2 Samuel 6:5 (New International Version)
David and the whole house of Israel were celebrating with all their might before the LORD, with songs and with harps, lyres, tambourines, sistrums and cymbals.
Psalm 150 (New International Version)
Praise the LORD.
Praise God in his sanctuary;
praise him in his mighty heavens.
Praise him for his acts of power;
praise him for his surpassing greatness.
Praise him with the sounding of the trumpet,
praise him with the harp and lyre,
praise him with tambourine and dancing,
praise him with the strings and flute,
praise him with the clash of cymbals,
praise him with resounding cymbals.
Let everything that has breath praise the LORD.
Praise the LORD.
She was an only child. Except for her he had neither son nor daughter. 35 When he saw her, he tore his clothes and cried, “Oh! My daughter! You have made me miserable and wretched, because I have made a vow to the LORD that I cannot break.”
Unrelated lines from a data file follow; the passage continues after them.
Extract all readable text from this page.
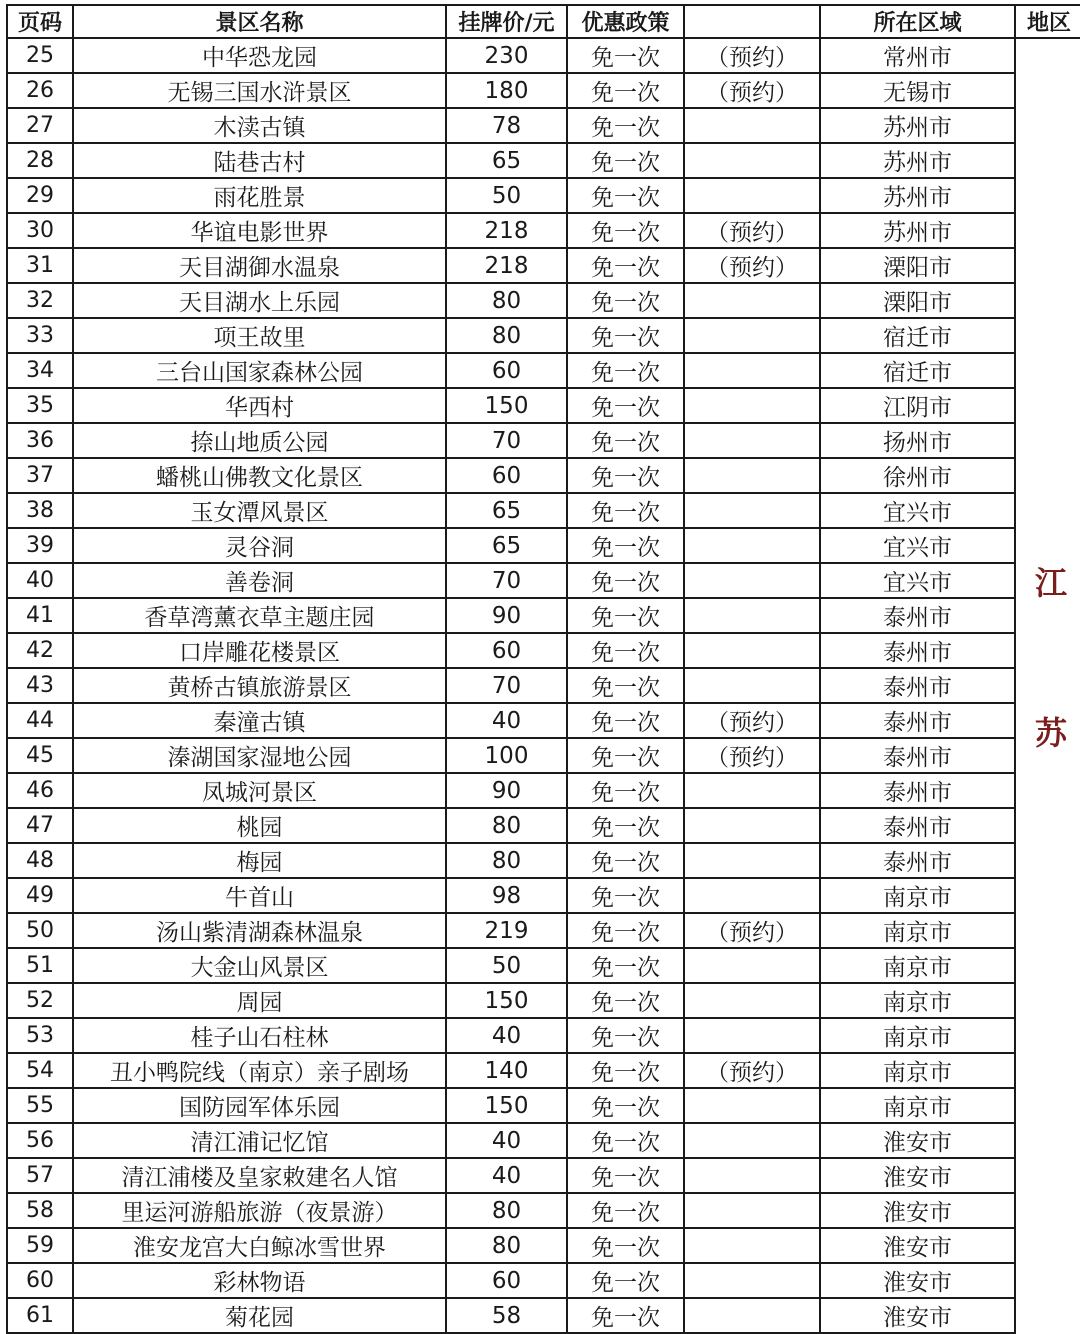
页码	景区名称	挂牌价/元	优惠政策		所在区域	地区
25	中华恐龙园	230	免一次	（预约）	常州市	江苏
26	无锡三国水浒景区	180	免一次	（预约）	无锡市	
27	木渎古镇	78	免一次		苏州市	
28	陆巷古村	65	免一次		苏州市	
29	雨花胜景	50	免一次		苏州市	
30	华谊电影世界	218	免一次	（预约）	苏州市	
31	天目湖御水温泉	218	免一次	（预约）	溧阳市	
32	天目湖水上乐园	80	免一次		溧阳市	
33	项王故里	80	免一次		宿迁市	
34	三台山国家森林公园	60	免一次		宿迁市	
35	华西村	150	免一次		江阴市	
36	捺山地质公园	70	免一次		扬州市	
37	蟠桃山佛教文化景区	60	免一次		徐州市	
38	玉女潭风景区	65	免一次		宜兴市	
39	灵谷洞	65	免一次		宜兴市	
40	善卷洞	70	免一次		宜兴市	
41	香草湾薰衣草主题庄园	90	免一次		泰州市	
42	口岸雕花楼景区	60	免一次		泰州市	
43	黄桥古镇旅游景区	70	免一次		泰州市	
44	秦潼古镇	40	免一次	（预约）	泰州市	
45	溱湖国家湿地公园	100	免一次	（预约）	泰州市	
46	凤城河景区	90	免一次		泰州市	
47	桃园	80	免一次		泰州市	
48	梅园	80	免一次		泰州市	
49	牛首山	98	免一次		南京市	
50	汤山紫清湖森林温泉	219	免一次	（预约）	南京市	
51	大金山风景区	50	免一次		南京市	
52	周园	150	免一次		南京市	
53	桂子山石柱林	40	免一次		南京市	
54	丑小鸭院线（南京）亲子剧场	140	免一次	（预约）	南京市	
55	国防园军体乐园	150	免一次		南京市	
56	清江浦记忆馆	40	免一次		淮安市	
57	清江浦楼及皇家敕建名人馆	40	免一次		淮安市	
58	里运河游船旅游（夜景游）	80	免一次		淮安市	
59	淮安龙宫大白鲸冰雪世界	80	免一次		淮安市	
60	彩林物语	60	免一次		淮安市	
61	菊花园	58	免一次		淮安市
36 “My father,” she replied, “you have given your word to the LORD. Do to me just as you promised, now that the LORD has avenged you of your enemies, the Ammonites. 37 But grant me this one request,” she said. “Give me two months to roam the hills and weep with my friends, because I will never marry.”
38 “You may go,” he said. And he let her go for two months. She and the girls went into the hills and wept because she would never marry. 39 After the two months, she returned to her father and he did to her as he had vowed. And she was a virgin.
From this comes the Israelite custom 40 that each year the young women of Israel go out for four days to commemorate the daughter of Jephthah the Gileadite.
Some varying views here. Did Jephthah really keep such a foolish vow, when God abhors human sacrifice? Or was she set aside for the tabernacle service according to the principle of Leviticus 27:2-4, where persons set apart to God in a vow were not required to be sacrificed (as animals were) but were “given” to the tabernacle in monetary value? In such a position, she would have remained unmarried for the rest of her life and served in the tabernacle. Different scholars read it different ways.
“Since our Country — our God — oh my Sire —
Demand that thy daughter expire,
Since thy triumph was brought by thy vow —
Strike the bosom that’s bared for thee now!
And the voice of my mourning is o’er —
And the mountains behold me no more:
If the hand that I love lay me low,
There cannot be pain in the blow!
And of this — oh! my Father! — be sure
That the blood of thy child is as pure —
As the blessing I beg ‘ere it flow —
And the last thought that soothes me below.
Though the Virgins of Salem lament,
Be the judge and the hero unbent!
I have won the great battle for thee,
And my Father and Country are free!
When this blood of thy giving hath gush’d —
When the voice that thou lovest is hush’d —
Let my Memory still be thy pride,
And forget not, I smiled as I died!”
–Lord Byron, Hebrew Melodies, 1815
“Waft her, Angels, through the skies” from the oratorio Jephtha, by George Frederick Handel. The oratorio was completed in 1753, while the composer was haunted by his increasing blindness. HERE Nigel Robson sings this, as the father of Jephtha for his daughter.
Waft her, angels, through the skies,
Far above yon azure plain,
Glorious there, like you, to rise,
There, like you, for ever reign.
Zechariah 12:10 (ESV)
“And I will pour out on the house of David and the inhabitants of Jerusalem a spirit of grace and pleas for mercy, so that, when they look on me, on him whom they have pierced, they shall mourn for him, as one mourns for an only child, and weep bitterly over him, as one weeps over a firstborn.”